Vittorio Grigolo et Diana Damrau, un véritable Traumpaar pour défendre Roméo et Juliette à La Scala

Xl_101_k65a5992_diana_damrau © Marco Brescia & Rudy Armisano

Après avoir été étrenné au festival de Salzbourg en 2008, puis avoir fait les beaux soirs du Metropolitan Opera de New-York à plusieurs reprises, mais aussi ceux de la maison scaligère en 2011, l’ultra classique Roméo et Juliette (de Charles Gounod) imaginé par Bartlett Sher revient au Teatro alla Scala de Milan pour une nouvelle série de représentations étalées entre janvier et février. A l’instar d’un très esthétisant Tristan und Isolde vu la veille au Teatro Comunale de Bologne, la réussite visuelle du spectacle ne suffit pas, car s’il est indéniablement très plaisant à regarder - notamment pour ses scènes de combats à l'épée magnifiquement réglées -, la banalité de toutes les autres implique une totale indigence sur le plan dramatique... et surtout une entière insouciance quant à la vérité psychologique des personnages !

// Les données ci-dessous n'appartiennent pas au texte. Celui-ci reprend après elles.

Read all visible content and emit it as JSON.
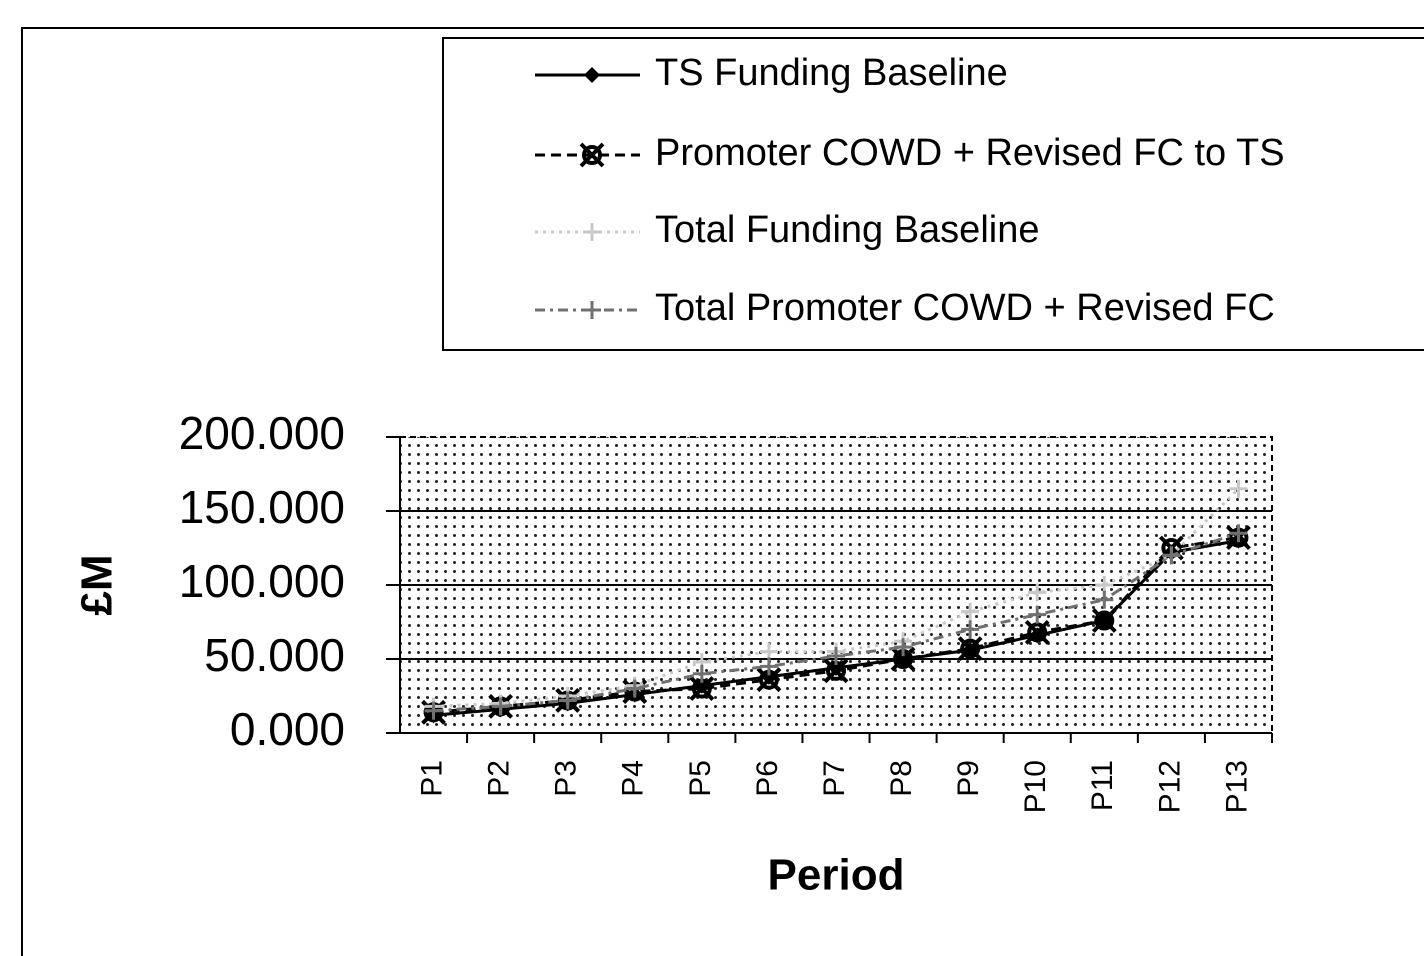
{
  "chart_data": {
    "type": "line",
    "x_label": "Period",
    "y_label": "£M",
    "categories": [
      "P1",
      "P2",
      "P3",
      "P4",
      "P5",
      "P6",
      "P7",
      "P8",
      "P9",
      "P10",
      "P11",
      "P12",
      "P13"
    ],
    "series": [
      {
        "name": "TS Funding Baseline",
        "color": "#000000",
        "style": "solid",
        "marker": "diamond",
        "values": [
          12,
          16,
          20,
          26,
          32,
          38,
          44,
          50,
          56,
          66,
          76,
          122,
          130
        ]
      },
      {
        "name": "Promoter COWD + Revised FC to TS",
        "color": "#000000",
        "style": "dashed",
        "marker": "x",
        "values": [
          14,
          18,
          22,
          28,
          30,
          36,
          42,
          50,
          57,
          68,
          76,
          125,
          132
        ]
      },
      {
        "name": "Total Funding Baseline",
        "color": "#c8c8c8",
        "style": "dotted",
        "marker": "plus",
        "values": [
          18,
          20,
          25,
          32,
          48,
          55,
          55,
          62,
          82,
          95,
          100,
          120,
          165
        ]
      },
      {
        "name": "Total Promoter COWD + Revised FC",
        "color": "#707070",
        "style": "dashdot",
        "marker": "plus",
        "values": [
          15,
          18,
          22,
          30,
          40,
          45,
          52,
          58,
          70,
          80,
          90,
          120,
          135
        ]
      }
    ],
    "ylim": [
      0,
      200
    ],
    "yticks": [
      {
        "value": 0,
        "label": "0.000"
      },
      {
        "value": 50,
        "label": "50.000"
      },
      {
        "value": 100,
        "label": "100.000"
      },
      {
        "value": 150,
        "label": "150.000"
      },
      {
        "value": 200,
        "label": "200.000"
      }
    ],
    "grid": true,
    "legend": "top-right"
  }
}
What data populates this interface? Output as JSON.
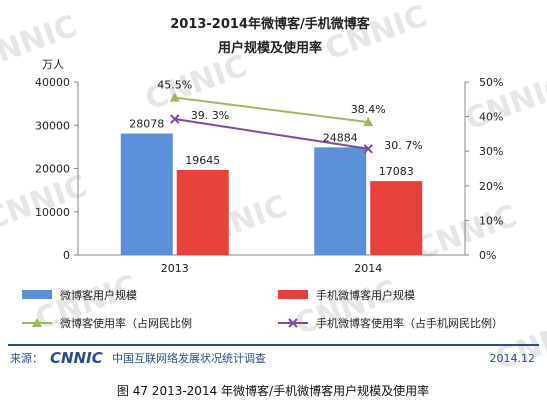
{
  "chart_data": {
    "type": "bar",
    "title": "2013-2014年微博客/手机微博客",
    "subtitle": "用户规模及使用率",
    "categories": [
      "2013",
      "2014"
    ],
    "y_left": {
      "unit_label": "万人",
      "ylim": [
        0,
        40000
      ],
      "ticks": [
        "0",
        "10000",
        "20000",
        "30000",
        "40000"
      ]
    },
    "y_right": {
      "ylim": [
        0,
        50
      ],
      "ticks": [
        "0%",
        "10%",
        "20%",
        "30%",
        "40%",
        "50%"
      ]
    },
    "bar_series": [
      {
        "name": "微博客用户规模",
        "color": "#5b8fd8",
        "values": [
          28078,
          24884
        ],
        "labels": [
          "28078",
          "24884"
        ]
      },
      {
        "name": "手机微博客用户规模",
        "color": "#e8403a",
        "values": [
          19645,
          17083
        ],
        "labels": [
          "19645",
          "17083"
        ]
      }
    ],
    "line_series": [
      {
        "name": "微博客使用率（占网民比例",
        "color": "#9bbb59",
        "marker": "triangle",
        "values": [
          45.5,
          38.4
        ],
        "labels": [
          "45.5%",
          "38.4%"
        ]
      },
      {
        "name": "手机微博客使用率（占手机网民比例）",
        "color": "#7f4c9e",
        "marker": "x",
        "values": [
          39.3,
          30.7
        ],
        "labels": [
          "39. 3%",
          "30. 7%"
        ]
      }
    ],
    "grid": false,
    "legend_position": "bottom"
  },
  "footer": {
    "source_prefix": "来源：",
    "logo_text": "CNNIC",
    "source_org": "中国互联网络发展状况统计调查",
    "date": "2014.12"
  },
  "caption": "图  47    2013-2014 年微博客/手机微博客用户规模及使用率",
  "watermark": "CNNIC"
}
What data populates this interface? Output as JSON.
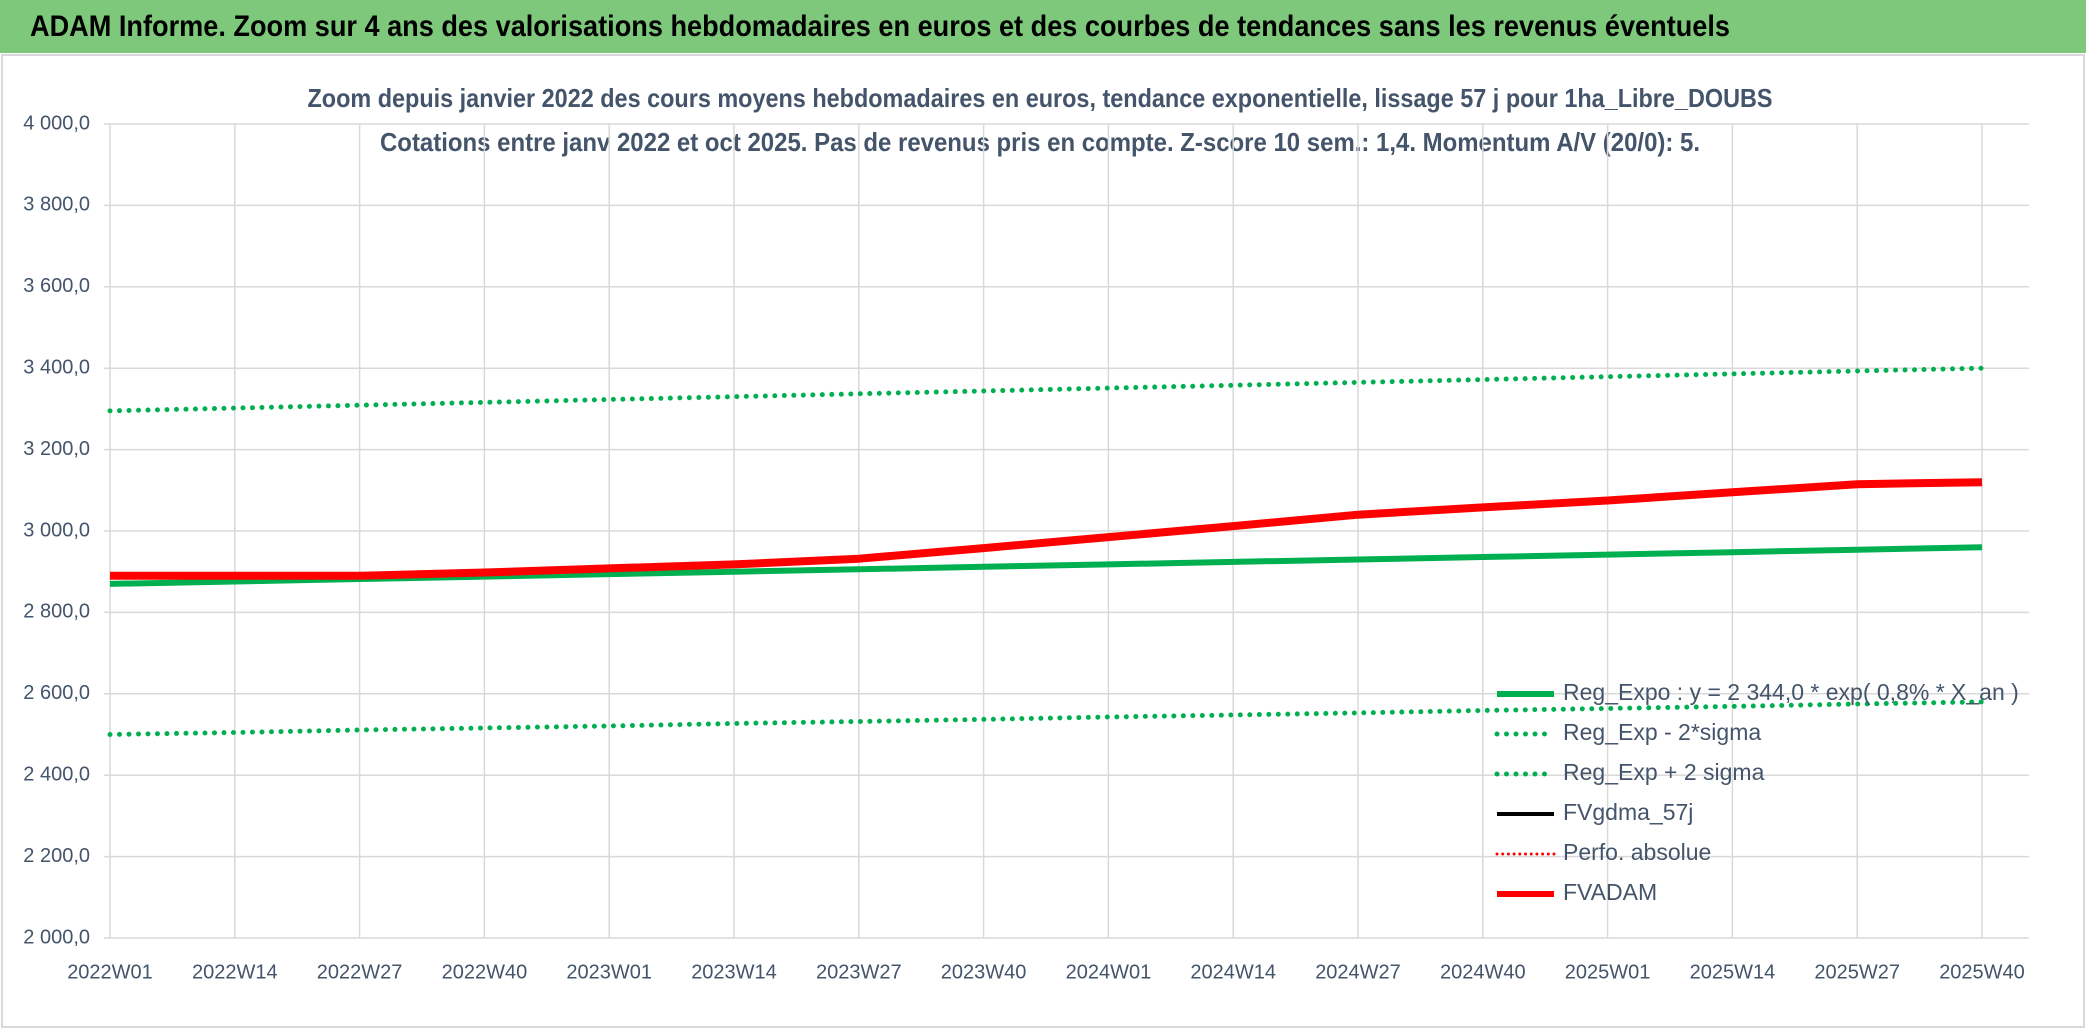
{
  "chart_data": {
    "type": "line",
    "title": "ADAM Informe. Zoom sur 4 ans des valorisations hebdomadaires en euros et des courbes de tendances sans les revenus éventuels",
    "subtitle": [
      "Zoom depuis janvier 2022 des cours moyens hebdomadaires en euros, tendance exponentielle, lissage 57 j pour 1ha_Libre_DOUBS",
      "Cotations entre janv 2022 et oct 2025. Pas de revenus pris en compte. Z-score 10 sem.: 1,4. Momentum A/V (20/0): 5."
    ],
    "categories": [
      "2022W01",
      "2022W14",
      "2022W27",
      "2022W40",
      "2023W01",
      "2023W14",
      "2023W27",
      "2023W40",
      "2024W01",
      "2024W14",
      "2024W27",
      "2024W40",
      "2025W01",
      "2025W14",
      "2025W27",
      "2025W40"
    ],
    "ylim": [
      2000,
      4000
    ],
    "yticks": [
      {
        "value": 2000,
        "label": "2 000,0"
      },
      {
        "value": 2200,
        "label": "2 200,0"
      },
      {
        "value": 2400,
        "label": "2 400,0"
      },
      {
        "value": 2600,
        "label": "2 600,0"
      },
      {
        "value": 2800,
        "label": "2 800,0"
      },
      {
        "value": 3000,
        "label": "3 000,0"
      },
      {
        "value": 3200,
        "label": "3 200,0"
      },
      {
        "value": 3400,
        "label": "3 400,0"
      },
      {
        "value": 3600,
        "label": "3 600,0"
      },
      {
        "value": 3800,
        "label": "3 800,0"
      },
      {
        "value": 4000,
        "label": "4 000,0"
      }
    ],
    "grid": true,
    "legend": "right",
    "series": [
      {
        "name": "Reg_Expo : y = 2 344,0 * exp( 0,8% * X_an )",
        "color": "#00b050",
        "dash": "solid",
        "width": 6,
        "values": [
          2870,
          2876,
          2882,
          2888,
          2894,
          2900,
          2906,
          2912,
          2918,
          2924,
          2930,
          2936,
          2942,
          2948,
          2954,
          2960
        ]
      },
      {
        "name": "Reg_Exp - 2*sigma",
        "color": "#00b050",
        "dash": "dotted",
        "width": 5,
        "values": [
          2500,
          2505,
          2511,
          2516,
          2521,
          2527,
          2532,
          2537,
          2543,
          2548,
          2553,
          2559,
          2564,
          2569,
          2575,
          2580
        ]
      },
      {
        "name": "Reg_Exp + 2 sigma",
        "color": "#00b050",
        "dash": "dotted",
        "width": 5,
        "values": [
          3295,
          3302,
          3309,
          3316,
          3323,
          3330,
          3337,
          3344,
          3351,
          3358,
          3365,
          3372,
          3379,
          3386,
          3393,
          3400
        ]
      },
      {
        "name": "FVgdma_57j",
        "color": "#000000",
        "dash": "solid",
        "width": 4,
        "values": [
          null,
          null,
          null,
          null,
          null,
          null,
          null,
          null,
          null,
          null,
          null,
          null,
          null,
          null,
          null,
          null
        ]
      },
      {
        "name": "Perfo. absolue",
        "color": "#ff0000",
        "dash": "dotted",
        "width": 3,
        "values": [
          null,
          null,
          null,
          null,
          null,
          null,
          null,
          null,
          null,
          null,
          null,
          null,
          null,
          null,
          null,
          null
        ]
      },
      {
        "name": "FVADAM",
        "color": "#ff0000",
        "dash": "solid",
        "width": 8,
        "values": [
          2890,
          2890,
          2890,
          2898,
          2908,
          2918,
          2932,
          2958,
          2985,
          3012,
          3040,
          3058,
          3075,
          3095,
          3115,
          3120
        ]
      }
    ]
  }
}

Tout juste nommé chef principal de l’Opéra d’Amsterdam, le jeune chef suisse Lorenzo Viotti (30 ans) s’affirme d’emblée comme un talent à suivre et le public milanais ne s’y est pas trompé en le plébiscitant en fin de soirée. De fait, il sait faire chanter l’Orchestre du Teatro alla Scala comme rarement dans cet ouvrage : sensible à la beauté de la phrase, il ne se refuse pas le luxe de quelques rubati charmeurs, sans sombrer pour autant dans la mièvrerie. Sous sa direction, la phalange scaligère respire comme un vaste organisme dont toutes les voix se fondent en un superbe jeu de teintes en clair-obscur aux chatoyantes correspondances. Quant au Chœur du Teatro alla Scala, formidablement préparé par Bruno Casoni, il se montre parfait tant par la prononciation française que par l’équilibre des registres.

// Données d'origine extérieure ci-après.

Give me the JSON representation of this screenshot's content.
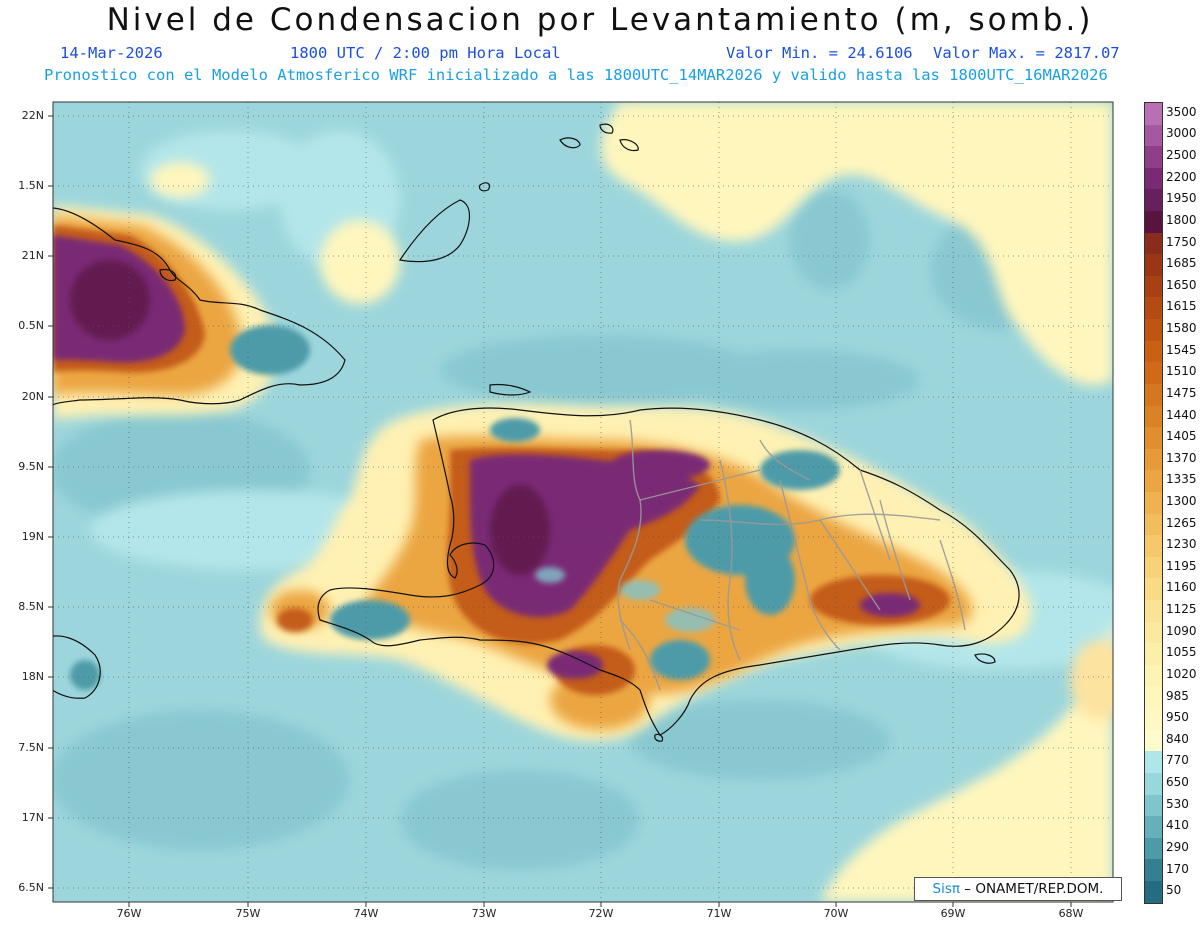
{
  "header": {
    "title": "Nivel de Condensacion por Levantamiento (m, somb.)",
    "date": "14-Mar-2026",
    "time": "1800 UTC / 2:00 pm Hora Local",
    "min_label": "Valor Min. = 24.6106",
    "max_label": "Valor Max. = 2817.07",
    "forecast_line": "Pronostico con el Modelo Atmosferico WRF inicializado a las 1800UTC_14MAR2026 y valido hasta las  1800UTC_16MAR2026"
  },
  "axes": {
    "lat_labels": [
      "22N",
      "1.5N",
      "21N",
      "0.5N",
      "20N",
      "9.5N",
      "19N",
      "8.5N",
      "18N",
      "7.5N",
      "17N",
      "6.5N"
    ],
    "lon_labels": [
      "76W",
      "75W",
      "74W",
      "73W",
      "72W",
      "71W",
      "70W",
      "69W",
      "68W"
    ]
  },
  "colorbar": {
    "levels": [
      "3500",
      "3000",
      "2500",
      "2200",
      "1950",
      "1800",
      "1750",
      "1685",
      "1650",
      "1615",
      "1580",
      "1545",
      "1510",
      "1475",
      "1440",
      "1405",
      "1370",
      "1335",
      "1300",
      "1265",
      "1230",
      "1195",
      "1160",
      "1125",
      "1090",
      "1055",
      "1020",
      "985",
      "950",
      "840",
      "770",
      "650",
      "530",
      "410",
      "290",
      "170",
      "50"
    ],
    "colors": [
      "#b86fb4",
      "#a5589f",
      "#8f3f89",
      "#7a2a74",
      "#66205e",
      "#5a1240",
      "#8a2c1c",
      "#9a3615",
      "#a84013",
      "#b54a12",
      "#c05512",
      "#c96014",
      "#d06a18",
      "#d6761e",
      "#dc8226",
      "#e18e2e",
      "#e69a38",
      "#eba642",
      "#efb24e",
      "#f2bd5c",
      "#f5c86a",
      "#f7d278",
      "#f9db86",
      "#fae394",
      "#fbe99f",
      "#fcefaa",
      "#fdf3b4",
      "#fef6bd",
      "#fff8c4",
      "#fffbcc",
      "#aee6ea",
      "#98d7dc",
      "#80c4cc",
      "#66b0bb",
      "#4d9ba8",
      "#357f93",
      "#256b82"
    ]
  },
  "credit": {
    "sis": "Sisπ",
    "rest": " – ONAMET/REP.DOM."
  }
}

Après avoir abordé le rôle in loco en 2011, le fringant ténor italien Vittorio Grigolo est le triomphateur de la soirée. Son français tout simplement parfait sonne toujours juste dans les airs et les duos, assurant ainsi aux récitatifs une couleur et une volubilité vernaculaires du plus bel effet. Moelleux et pourtant clair, son timbre rend pleinement justice à toutes les facettes du personnage. Sa musicalité raffinée, alliée à un phrasé d’une rare élégance, donne à son interprétation à la fois fougueuse et rêveuse une classe à part. De plus, ses incursions dans les répertoires verdien et puccinien ont donné à son medium une assise plus vaillante sans égratigner la délicate étoffe de ses pianissimi, aussi assurés et purs d’intonation que par le passé, dans ses premiers emplois de tenorino. L’aigu, enfin, a tout le brio nécessaire pour rendre avec toute l’ardeur et la rondeur désirées les Si de sa cavatine. De même, la soprano allemande Diana Damrau a (presque) tout pour ravir, et son timbre trouve ici son plus juste emploi, en se colorant et en se déployant avec grâce et souplesse. Radieuse au premier acte, d’une grande douceur au second, la destinée à son tour la trouve violente et angoissée. Tout au plus pourra-t-on lui reprocher une dramatisation quelque peu excessive (et inutile) aux IV et au V : la musique parle d’elle-même et il y a dans Juliette une noblesse et une pudeur qui ignorent toute agitation. Il n'en reste pas moins vrai, qu'ensemble, ils forment un véritable traumpaar de la scène lyrique.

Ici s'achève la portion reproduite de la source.